His manner is unassuming but never diffident, in contrast to the taste for loud braces and coloured shirts that he has retained throughout his rise. A former chairman of the Young Conservatives, he was a member of the Conservative Party's national executive but has now apparently abandoned parliamentary ambitions.

When Bell Atlantic made its bid for AirTouch, Mr Gent and Mr Julian Horn-Smith, head of Vodafone International, were both on holiday in Australia watching England's cricketers, who are sponsored by Vodafone. In a rare burst of immodesty, Mr Gent claims credit for England's improved performance in the final two matches, though they still lost the overall series.

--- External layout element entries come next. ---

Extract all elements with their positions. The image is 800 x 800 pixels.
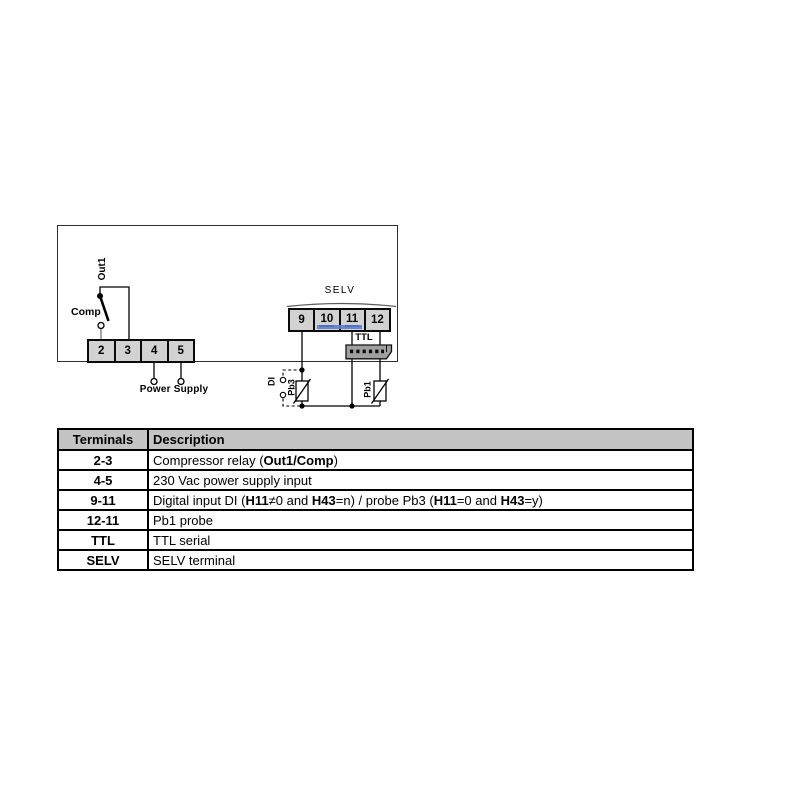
description-bold-segment: H11 bbox=[245, 493, 268, 508]
table-row: 2-3Compressor relay (Out1/Comp) bbox=[58, 450, 693, 470]
out1-label: Out1 bbox=[97, 249, 109, 289]
table-row: 4-5230 Vac power supply input bbox=[58, 470, 693, 490]
description-cell: 230 Vac power supply input bbox=[148, 470, 693, 490]
power-supply-pins-icon bbox=[151, 363, 184, 385]
terminal-cell: 2-3 bbox=[58, 450, 148, 470]
table-row: 12-11Pb1 probe bbox=[58, 510, 693, 530]
terminal-12-label: 12 bbox=[371, 314, 384, 326]
terminal-cell: TTL bbox=[58, 530, 148, 550]
description-segment: 230 Vac power supply input bbox=[153, 473, 312, 488]
description-bold-segment: H11 bbox=[434, 493, 457, 508]
description-bold-segment: H43 bbox=[312, 493, 336, 508]
terminal-2: 2 bbox=[87, 339, 115, 363]
description-segment: Pb1 probe bbox=[153, 513, 213, 528]
description-segment: ) bbox=[334, 453, 338, 468]
ttl-label: TTL bbox=[349, 332, 379, 343]
terminal-4: 4 bbox=[141, 339, 168, 363]
terminals-table: Terminals Description 2-3Compressor rela… bbox=[57, 428, 694, 571]
description-segment: =y) bbox=[524, 493, 542, 508]
description-cell: TTL serial bbox=[148, 530, 693, 550]
pb1-label: Pb1 bbox=[363, 373, 374, 407]
terminal-4-label: 4 bbox=[151, 345, 157, 357]
power-supply-label: Power Supply bbox=[122, 384, 226, 395]
di-label: DI bbox=[267, 368, 278, 396]
terminal-3: 3 bbox=[115, 339, 142, 363]
terminal-cell: 4-5 bbox=[58, 470, 148, 490]
description-cell: SELV terminal bbox=[148, 550, 693, 570]
table-header-row: Terminals Description bbox=[58, 429, 693, 450]
description-segment: =0 and bbox=[457, 493, 501, 508]
description-segment: SELV terminal bbox=[153, 553, 235, 568]
wiring-svg bbox=[0, 0, 800, 800]
terminal-12: 12 bbox=[365, 308, 391, 332]
description-segment: =n) / probe Pb3 ( bbox=[336, 493, 434, 508]
description-cell: Digital input DI (H11≠0 and H43=n) / pro… bbox=[148, 490, 693, 510]
description-segment: Compressor relay ( bbox=[153, 453, 264, 468]
terminal-5-label: 5 bbox=[178, 345, 184, 357]
pb3-label: Pb3 bbox=[287, 371, 298, 405]
description-segment: ≠0 and bbox=[269, 493, 312, 508]
terminal-5: 5 bbox=[168, 339, 196, 363]
description-bold-segment: Out1/Comp bbox=[264, 453, 334, 468]
description-cell: Pb1 probe bbox=[148, 510, 693, 530]
pb1-thermistor-icon bbox=[372, 379, 389, 404]
header-description: Description bbox=[148, 429, 693, 450]
terminal-cell: 12-11 bbox=[58, 510, 148, 530]
terminal-cell: SELV bbox=[58, 550, 148, 570]
terminal-2-label: 2 bbox=[98, 345, 104, 357]
description-bold-segment: H43 bbox=[501, 493, 525, 508]
selv-label: SELV bbox=[314, 285, 366, 296]
header-terminals: Terminals bbox=[58, 429, 148, 450]
terminal-block-left: 2 3 4 5 bbox=[87, 339, 195, 363]
description-segment: Digital input DI ( bbox=[153, 493, 245, 508]
description-segment: TTL serial bbox=[153, 533, 210, 548]
table-row: 9-11Digital input DI (H11≠0 and H43=n) /… bbox=[58, 490, 693, 510]
terminal-cell: 9-11 bbox=[58, 490, 148, 510]
terminal-9-label: 9 bbox=[298, 314, 304, 326]
terminal-10-11-highlight-bar bbox=[317, 325, 362, 329]
comp-label: Comp bbox=[71, 306, 101, 318]
terminal-3-label: 3 bbox=[125, 345, 131, 357]
terminal-9: 9 bbox=[288, 308, 314, 332]
table-row: TTLTTL serial bbox=[58, 530, 693, 550]
table-row: SELVSELV terminal bbox=[58, 550, 693, 570]
description-cell: Compressor relay (Out1/Comp) bbox=[148, 450, 693, 470]
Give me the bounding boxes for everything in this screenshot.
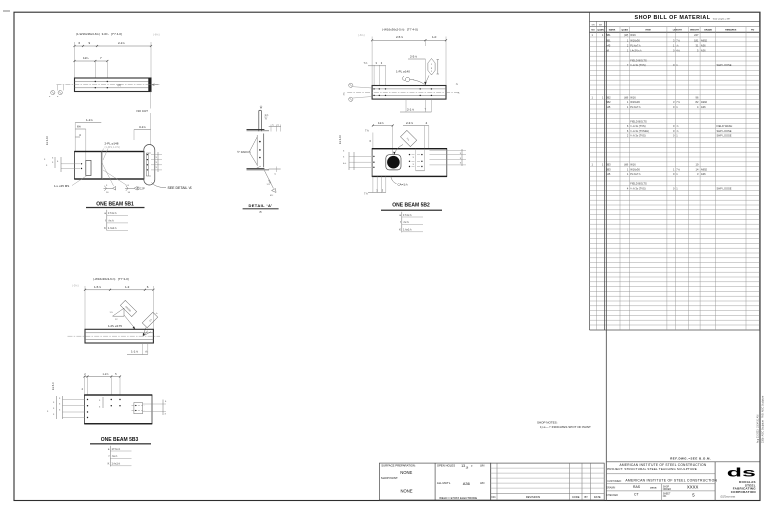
svg-text:(W): (W) [624, 163, 628, 167]
svg-text:REMARKS: REMARKS [725, 29, 737, 32]
svg-text:¾ A 3x (TVS): ¾ A 3x (TVS) [630, 124, 645, 128]
svg-text:EL 3-10: EL 3-10 [45, 135, 49, 145]
svg-text:(A): (A) [259, 211, 262, 214]
svg-text:17⅞x⅞: 17⅞x⅞ [403, 213, 412, 217]
svg-text:EL 6-0: EL 6-0 [51, 382, 55, 390]
svg-text:5B2: 5B2 [606, 100, 611, 104]
svg-text:5B1: 5B1 [606, 38, 611, 42]
svg-text:3-1¾: 3-1¾ [139, 125, 146, 129]
svg-text:SHP LOOSE: SHP LOOSE [717, 63, 732, 67]
svg-text:W16x36: W16x36 [630, 167, 640, 171]
svg-text:A36: A36 [701, 172, 706, 176]
svg-text:1⅞x1⅞: 1⅞x1⅞ [112, 462, 121, 466]
svg-text:BY: BY [584, 495, 588, 499]
svg-text:CHECKED: CHECKED [606, 494, 618, 497]
svg-text:3⅞: 3⅞ [343, 92, 346, 95]
svg-text:230b AISC Sculpture FAB: AI: 230b AISC Sculpture FAB: AISC Sculpture [761, 395, 764, 443]
svg-text:1-1⅞: 1-1⅞ [131, 350, 138, 354]
svg-text:QUAN: QUAN [621, 29, 628, 32]
svg-text:A992: A992 [701, 167, 708, 171]
svg-text:5B3: 5B3 [606, 167, 611, 171]
svg-text:(-6¾): (-6¾) [153, 33, 160, 37]
svg-text:⌀ssa: ⌀ssa [650, 485, 657, 489]
svg-text:181: 181 [694, 38, 699, 42]
svg-text:¾ A 3x (TVS): ¾ A 3x (TVS) [630, 63, 645, 67]
svg-text:NONE: NONE [400, 488, 412, 493]
svg-text:(W): (W) [624, 33, 628, 37]
svg-text:A36: A36 [701, 105, 706, 109]
svg-text:p45: p45 [606, 172, 611, 176]
svg-text:Total weight = 387: Total weight = 387 [713, 17, 731, 20]
svg-text:CUSTOMER:: CUSTOMER: [607, 480, 622, 483]
svg-text:1) ⌀—↗ INDICATES SPOT OF PAINT: 1) ⌀—↗ INDICATES SPOT OF PAINT [540, 425, 591, 429]
svg-text:45°: 45° [270, 195, 273, 197]
svg-text:SH: SH [591, 24, 594, 26]
svg-text:FIELD BOLTS: FIELD BOLTS [630, 182, 647, 186]
svg-text:EL 3-10: EL 3-10 [338, 134, 342, 144]
svg-text:FIELD WASH: FIELD WASH [717, 124, 733, 128]
svg-text:NO: NO [591, 30, 595, 32]
svg-text:K: K [104, 226, 106, 230]
svg-text:ITEM: ITEM [645, 30, 650, 32]
svg-text:DRAWN: DRAWN [606, 487, 615, 490]
svg-text:FIELD BOLTS: FIELD BOLTS [630, 58, 647, 62]
svg-text:⅞: ⅞ [272, 124, 274, 127]
svg-text:W16: W16 [630, 33, 636, 37]
svg-text:W16: W16 [630, 95, 636, 99]
svg-text:XXXX: XXXX [687, 485, 699, 490]
svg-text:CJP: CJP [140, 187, 145, 191]
svg-text:(-6¾): (-6¾) [358, 33, 365, 37]
svg-text:2-1¾: 2-1¾ [118, 41, 125, 45]
svg-text:DETAIL ‘A’: DETAIL ‘A’ [248, 203, 272, 208]
svg-text:¾ A 3x (TVS): ¾ A 3x (TVS) [630, 187, 645, 191]
svg-text:11⅞: 11⅞ [378, 121, 384, 125]
svg-text:OPEN HOLES: OPEN HOLES [437, 464, 455, 468]
svg-text:PD: PD [751, 30, 754, 32]
svg-text:Aug 23 2023 10:34:31 AM: Aug 23 2023 10:34:31 AM [757, 415, 760, 443]
svg-text:11¾: 11¾ [83, 56, 89, 60]
svg-text:A36: A36 [701, 44, 706, 48]
svg-text:1⅞x1⅞: 1⅞x1⅞ [108, 226, 117, 230]
svg-text:(1-W16x36x3-6¾) 3-6¾ [7′7 4: (1-W16x36x3-6¾) 3-6¾ [7′7 4-0] [76, 32, 122, 36]
svg-text:17⅞x⅞: 17⅞x⅞ [112, 447, 121, 451]
svg-text:ONE BEAM 5B2: ONE BEAM 5B2 [392, 203, 430, 209]
svg-text:REF.DWG.=SEE B.O.M.: REF.DWG.=SEE B.O.M. [670, 457, 711, 461]
svg-text:AMERICAN INSTITUTE OF STEEL CO: AMERICAN INSTITUTE OF STEEL CONSTRUCTION [625, 479, 717, 483]
svg-text:CORPORATION: CORPORATION [731, 490, 756, 494]
svg-text:A36: A36 [701, 49, 706, 53]
svg-text:⅞: ⅞ [277, 124, 279, 127]
svg-text:NO.: NO. [491, 495, 496, 499]
svg-text:CODE: CODE [572, 495, 580, 499]
svg-text:SHOP BILL OF MATERIAL: SHOP BILL OF MATERIAL [635, 15, 711, 21]
svg-text:2-5⅞: 2-5⅞ [396, 35, 403, 39]
svg-text:K: K [108, 462, 110, 466]
svg-text:5B2: 5B2 [606, 95, 611, 99]
svg-text:(-W16x36x3-6⅞) [7′7 3-0]: (-W16x36x3-6⅞) [7′7 3-0] [93, 277, 129, 281]
svg-text:1-L x45 MS: 1-L x45 MS [54, 184, 69, 188]
svg-text:6¾: 6¾ [77, 125, 82, 129]
svg-text:(-W16x36x2-5⅞) [7′7 4-0]: (-W16x36x2-5⅞) [7′7 4-0] [382, 28, 418, 32]
svg-text:MARK: MARK [609, 29, 616, 32]
svg-text:(-5¾): (-5¾) [72, 284, 79, 288]
svg-text:⅞: ⅞ [274, 173, 276, 176]
svg-text:SHOP: SHOP [663, 486, 670, 488]
svg-text:PL⅜x7⅞: PL⅜x7⅞ [630, 172, 641, 176]
svg-text:PROJECT: STRUCTURAL STEEL TEAC: PROJECT: STRUCTURAL STEEL TEACHING SCULP… [607, 467, 697, 471]
svg-text:247: 247 [694, 33, 699, 37]
svg-text:ORDER: ORDER [663, 489, 672, 491]
svg-text:p45: p45 [606, 105, 611, 109]
svg-text:1-3: 1-3 [125, 285, 130, 289]
svg-text:2-5⅞: 2-5⅞ [410, 55, 417, 59]
svg-text:(K): (K) [118, 83, 122, 87]
svg-text:4⅞: 4⅞ [343, 162, 346, 165]
svg-text:NO.: NO. [663, 496, 667, 498]
svg-text:LENGTH: LENGTH [673, 30, 682, 32]
svg-text:L4x3½x⅞: L4x3½x⅞ [630, 49, 642, 53]
svg-text:U/N: U/N [480, 464, 485, 468]
svg-text:W16x36: W16x36 [630, 38, 640, 42]
svg-text:ONE BEAM 5B1: ONE BEAM 5B1 [96, 201, 134, 207]
svg-text:NONE: NONE [400, 470, 412, 475]
svg-text:ds: ds [727, 467, 756, 479]
svg-text:2-1⅞: 2-1⅞ [407, 108, 414, 112]
svg-text:1⅞x1⅞: 1⅞x1⅞ [403, 228, 412, 232]
svg-text:⅞: ⅞ [156, 312, 158, 315]
svg-text:(517)xxx-xxxx: (517)xxx-xxxx [721, 495, 737, 498]
svg-text:5B3: 5B3 [606, 163, 611, 167]
svg-text:SURFACE PREPARATION:: SURFACE PREPARATION: [381, 464, 416, 468]
svg-text:p45: p45 [606, 44, 611, 48]
svg-text:PL⅜x7⅞: PL⅜x7⅞ [630, 105, 641, 109]
svg-text:A992: A992 [701, 100, 708, 104]
svg-text:A992: A992 [701, 38, 708, 42]
svg-text:13: 13 [461, 464, 465, 468]
svg-text:DATE: DATE [594, 495, 601, 499]
svg-text:¾ A 3x (TVS): ¾ A 3x (TVS) [630, 134, 645, 138]
svg-text:A36: A36 [463, 481, 471, 486]
svg-text:⅞x⅞: ⅞x⅞ [112, 454, 118, 458]
svg-text:W16x36: W16x36 [630, 100, 640, 104]
svg-text:U/N: U/N [480, 481, 485, 485]
svg-text:K: K [399, 228, 401, 232]
svg-text:QUAN: QUAN [597, 29, 604, 32]
svg-text:REVISIONS: REVISIONS [526, 495, 540, 499]
svg-text:CA=1⅞: CA=1⅞ [398, 183, 409, 187]
svg-text:SHEET: SHEET [663, 493, 671, 495]
svg-text:NO CUT: NO CUT [137, 109, 149, 113]
svg-text:WELD = E70XX ELECTRODE: WELD = E70XX ELECTRODE [439, 496, 477, 500]
svg-text:¾ A 3x (TVS2H): ¾ A 3x (TVS2H) [630, 129, 649, 133]
svg-text:SHOP PAINT:: SHOP PAINT: [381, 476, 398, 480]
svg-text:SH: SH [599, 24, 602, 26]
svg-text:1-PL ⌀140: 1-PL ⌀140 [396, 69, 410, 73]
svg-text:ONE BEAM 5B3: ONE BEAM 5B3 [101, 437, 139, 443]
svg-text:RAS: RAS [633, 485, 641, 489]
svg-text:(1-MS,1-FS): (1-MS,1-FS) [105, 145, 120, 149]
svg-text:1-1¾: 1-1¾ [86, 118, 93, 122]
svg-text:SHP LOOSE: SHP LOOSE [717, 134, 732, 138]
svg-text:2-3⅞: 2-3⅞ [406, 121, 413, 125]
svg-text:1-0: 1-0 [432, 35, 437, 39]
svg-text:W16: W16 [630, 163, 636, 167]
svg-text:ALL MAT’L: ALL MAT’L [437, 481, 451, 485]
svg-text:½″ RADIUS: ½″ RADIUS [237, 150, 251, 154]
svg-text:CT: CT [634, 493, 639, 497]
svg-text:GRADE: GRADE [704, 29, 712, 32]
svg-text:SEE DETAIL ‘A’: SEE DETAIL ‘A’ [168, 186, 193, 190]
svg-text:(W): (W) [624, 95, 628, 99]
svg-text:FIELD BOLTS: FIELD BOLTS [630, 119, 647, 123]
svg-text:17⅞x⅞: 17⅞x⅞ [108, 211, 117, 215]
svg-text:WEIGHT: WEIGHT [690, 30, 699, 32]
svg-text:1-2⅞: 1-2⅞ [103, 372, 110, 376]
svg-text:⅞: ⅞ [458, 92, 460, 95]
svg-text:⅞x⅞: ⅞x⅞ [403, 220, 409, 224]
svg-text:5B1: 5B1 [606, 33, 611, 37]
svg-text:PL⅜x7⅞: PL⅜x7⅞ [630, 44, 641, 48]
svg-text:⅞x⅞: ⅞x⅞ [108, 219, 114, 223]
svg-text:SHP LOOSE: SHP LOOSE [717, 187, 732, 191]
svg-text:1-5⅞: 1-5⅞ [94, 285, 101, 289]
svg-text:SHOP NOTES:: SHOP NOTES: [537, 421, 558, 425]
svg-text:SHP LOOSE: SHP LOOSE [717, 129, 732, 133]
svg-text:1-PL ⌀175: 1-PL ⌀175 [108, 324, 122, 328]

Where he deserves credit, however, is for Vodafone's remarkble resurgence over the past two years. In the 1980s the company was the young turk of the industry, wrong-footing its chief competitor, the BT subsidiary Cellnet, on every count as it snapped up the lion's share of business customers.

But by the 1990s, Vodafone had become part of the establishment. It was the market leader but was losing the initiative, especially among new, home subscribers, to brash newcomers such as One-2One and Orange.

Mr Gent restructured the group's distribution channels, established the new red Vodafone logo, cut prices, spent heavily on advertising and embraced new trends such as "prepaid" packages which involve neither service contracts nor monthly line charges.

The reward has been substantial. Vodafone has reinforced its leadership with a record 993,000 net new subscribers in the final quarter of last year, almost double Mr Gent's prediction. Vodafone now has 9.1 million subscribers worldwide. Since Mr Gent became chief executive, Vodafone's share price has tripled to more than £10 sterling (#14.20).

The battle for AirTouch will test Vodafone's nerve. But on past evidence, only a brave individual would bet against Mr Gent and his team winning the day.